On May 11, the couple joined 120 friends and family at the Viansa Sonoma winery in Northern California wine country, where the couple recently bought a home and have now settled. Under a clear blue sky, guests gathered in the warm afternoon on a Tuscan-style patio flanked with rose bushes and grapevines and a picture-perfect view of Sonoma Valley’s vineyards and fields. Ms. Geahan, who arrived by way of a shady pathway with several attendants assisting with her trailing lace train, greeted her groom with a lengthy and passionate kiss.
William Rivett, the groom’s best friend who was ordained by the Universal Life Church, officiated at the short ceremony, which was highlighted by commentary from the novelist Salman Rushdie, a longtime friend to the bride. She had met him years ago at a poetry reading.
Offering his thoughts on love and marriage, Mr. Rushdie began with a wry allusion to his own oft-married life (four, but who’s counting). “I guess that shows that I’m an optimist about the institution, and its possibilities,” he said, to the guests’ delight.
Mr. Rushdie then aligned the creation of literature to that of a lasting marriage. “It takes patience, understanding, determination, passion, tenderness, tough-mindedness, originality, desire, imagination, and love, above all, love,” he said. He said he hoped the couple’s marriage would take “its place amongst the classics.”
During the ceremony, Mr. Rivett pointed out that while a single bee only makes a teensy bit of honey in its brief lifetime, a hive’s worth of bees collectively sustains the hive and its offspring. “Like a bee, neither of you can do this alone,” he said, before the bride and groom exchanged brief vows and were presented as married to the cheering crowd.
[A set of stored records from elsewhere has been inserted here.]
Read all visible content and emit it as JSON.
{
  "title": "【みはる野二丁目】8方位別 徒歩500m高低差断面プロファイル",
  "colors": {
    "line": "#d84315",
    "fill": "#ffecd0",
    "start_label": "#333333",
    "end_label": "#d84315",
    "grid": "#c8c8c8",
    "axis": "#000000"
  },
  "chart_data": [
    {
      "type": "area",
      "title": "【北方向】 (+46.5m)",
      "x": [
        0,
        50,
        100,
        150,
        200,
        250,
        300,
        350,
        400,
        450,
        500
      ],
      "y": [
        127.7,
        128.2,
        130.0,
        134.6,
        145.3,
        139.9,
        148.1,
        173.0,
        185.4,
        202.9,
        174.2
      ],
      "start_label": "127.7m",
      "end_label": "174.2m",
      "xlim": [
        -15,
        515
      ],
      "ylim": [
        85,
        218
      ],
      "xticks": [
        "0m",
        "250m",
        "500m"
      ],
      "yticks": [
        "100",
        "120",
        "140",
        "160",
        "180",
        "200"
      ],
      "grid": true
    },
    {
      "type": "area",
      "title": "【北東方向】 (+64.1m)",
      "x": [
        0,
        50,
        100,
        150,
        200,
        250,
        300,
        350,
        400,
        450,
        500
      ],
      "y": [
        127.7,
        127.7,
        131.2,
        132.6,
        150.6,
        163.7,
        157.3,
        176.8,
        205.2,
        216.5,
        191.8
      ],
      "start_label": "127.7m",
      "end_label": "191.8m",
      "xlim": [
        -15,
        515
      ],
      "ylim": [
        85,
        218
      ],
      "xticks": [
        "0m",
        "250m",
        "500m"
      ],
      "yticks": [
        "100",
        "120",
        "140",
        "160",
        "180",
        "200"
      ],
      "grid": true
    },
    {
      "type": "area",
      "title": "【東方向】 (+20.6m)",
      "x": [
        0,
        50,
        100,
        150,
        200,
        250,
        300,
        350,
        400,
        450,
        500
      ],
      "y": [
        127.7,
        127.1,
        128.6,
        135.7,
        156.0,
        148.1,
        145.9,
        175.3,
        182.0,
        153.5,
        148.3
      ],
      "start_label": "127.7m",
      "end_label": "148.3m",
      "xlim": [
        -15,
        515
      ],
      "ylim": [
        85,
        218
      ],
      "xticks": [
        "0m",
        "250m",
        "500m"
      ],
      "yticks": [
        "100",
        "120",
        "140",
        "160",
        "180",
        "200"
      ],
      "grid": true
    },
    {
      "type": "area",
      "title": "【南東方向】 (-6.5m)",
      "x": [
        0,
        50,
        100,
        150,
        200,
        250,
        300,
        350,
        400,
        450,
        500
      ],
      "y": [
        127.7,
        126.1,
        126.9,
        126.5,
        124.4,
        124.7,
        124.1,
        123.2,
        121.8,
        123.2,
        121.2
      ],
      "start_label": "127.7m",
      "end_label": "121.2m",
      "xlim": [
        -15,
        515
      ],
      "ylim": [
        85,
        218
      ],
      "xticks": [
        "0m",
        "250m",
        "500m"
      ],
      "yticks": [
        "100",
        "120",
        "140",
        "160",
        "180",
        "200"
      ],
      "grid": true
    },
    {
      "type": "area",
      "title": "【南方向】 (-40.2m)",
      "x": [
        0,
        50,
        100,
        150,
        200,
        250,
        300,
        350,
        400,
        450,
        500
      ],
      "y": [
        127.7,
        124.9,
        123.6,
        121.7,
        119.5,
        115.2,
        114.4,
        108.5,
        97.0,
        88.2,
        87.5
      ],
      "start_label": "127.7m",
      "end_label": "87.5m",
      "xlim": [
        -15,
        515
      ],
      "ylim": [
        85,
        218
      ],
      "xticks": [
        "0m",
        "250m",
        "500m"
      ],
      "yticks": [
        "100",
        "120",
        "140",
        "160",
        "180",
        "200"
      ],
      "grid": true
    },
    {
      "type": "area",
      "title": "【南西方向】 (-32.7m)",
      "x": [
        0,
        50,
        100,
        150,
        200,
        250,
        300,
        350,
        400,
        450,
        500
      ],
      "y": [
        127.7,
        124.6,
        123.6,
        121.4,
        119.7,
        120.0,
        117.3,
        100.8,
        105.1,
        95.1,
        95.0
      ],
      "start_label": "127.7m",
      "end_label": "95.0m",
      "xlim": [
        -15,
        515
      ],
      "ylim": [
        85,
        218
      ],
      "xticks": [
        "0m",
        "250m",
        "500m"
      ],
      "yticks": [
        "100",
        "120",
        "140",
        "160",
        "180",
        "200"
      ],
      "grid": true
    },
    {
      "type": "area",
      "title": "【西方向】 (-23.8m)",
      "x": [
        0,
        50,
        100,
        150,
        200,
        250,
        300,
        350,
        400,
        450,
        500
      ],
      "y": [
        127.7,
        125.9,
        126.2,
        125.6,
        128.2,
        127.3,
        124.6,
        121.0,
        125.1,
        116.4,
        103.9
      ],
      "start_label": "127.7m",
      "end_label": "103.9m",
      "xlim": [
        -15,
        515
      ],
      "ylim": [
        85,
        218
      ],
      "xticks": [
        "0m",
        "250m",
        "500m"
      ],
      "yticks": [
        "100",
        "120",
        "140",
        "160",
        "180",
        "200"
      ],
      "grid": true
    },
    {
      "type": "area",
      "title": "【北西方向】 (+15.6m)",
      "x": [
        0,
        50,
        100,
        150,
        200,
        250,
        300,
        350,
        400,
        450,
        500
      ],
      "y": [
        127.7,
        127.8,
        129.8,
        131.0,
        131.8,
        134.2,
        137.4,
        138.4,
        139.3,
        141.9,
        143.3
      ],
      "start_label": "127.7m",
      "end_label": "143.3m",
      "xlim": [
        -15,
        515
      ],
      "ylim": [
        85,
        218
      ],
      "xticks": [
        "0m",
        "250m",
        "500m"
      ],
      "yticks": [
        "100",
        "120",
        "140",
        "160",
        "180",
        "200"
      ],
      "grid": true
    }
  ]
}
As the couple exited, they were showered with white hydrangea petals. “So many ill people think love will never happen,” Ms. Geahan said, “but with love both people get stronger.”
ON THIS DAY
When May 11, 2019
Where Viansa Sonoma winery, Sonoma, Calif.
Healthy Dining The menu featured dishes that were dairy- and gluten-free and organic, like “carrots in edible earth,” made with cracked cocoa nibs, fava beans and edible pansies. All the food, from the olive oil and almonds to pasture-raised beef, were sourced within 50 miles of Sonoma County. A custom syrah displayed the couple’s crest of bees and their motto: “Amor vincit omnia,” or Love conquers all.
The Buzz The signature drink was the “Pollinator Martini,” which included crushed pollen and a spray of bee propolis. Scattered on the tables were small squares of chocolate made with bee pollen, rose petals, rose hips, and “magical mushrooms” — but not, presumably, of the hallucinogenic sort.
Bespoke and Bedazzled The bride’s dress of cream-colored lace was crafted in collaboration with the fashion designer Marc Bouwer. A short romper with a plunging neckline was topped with a lace overskirt and train. A full-length tulle veil echoed the beekeeper vibe. For dinner, the bride swapped the overskirt for one with three tiers of jazzy fringe. Paddington, the bride’s dog, sported a tuxedo.
Be Chill When the sun dropped behind the mountains, the fog rolled in. Guests huddled around heat lamps, wrapped in hoodies, blankets, and even spare tablecloths. The bride slipped on a black biker jacket, giving her gown a downtown edge.
Stephanie Klassen contributed reporting from Sonoma, Calif.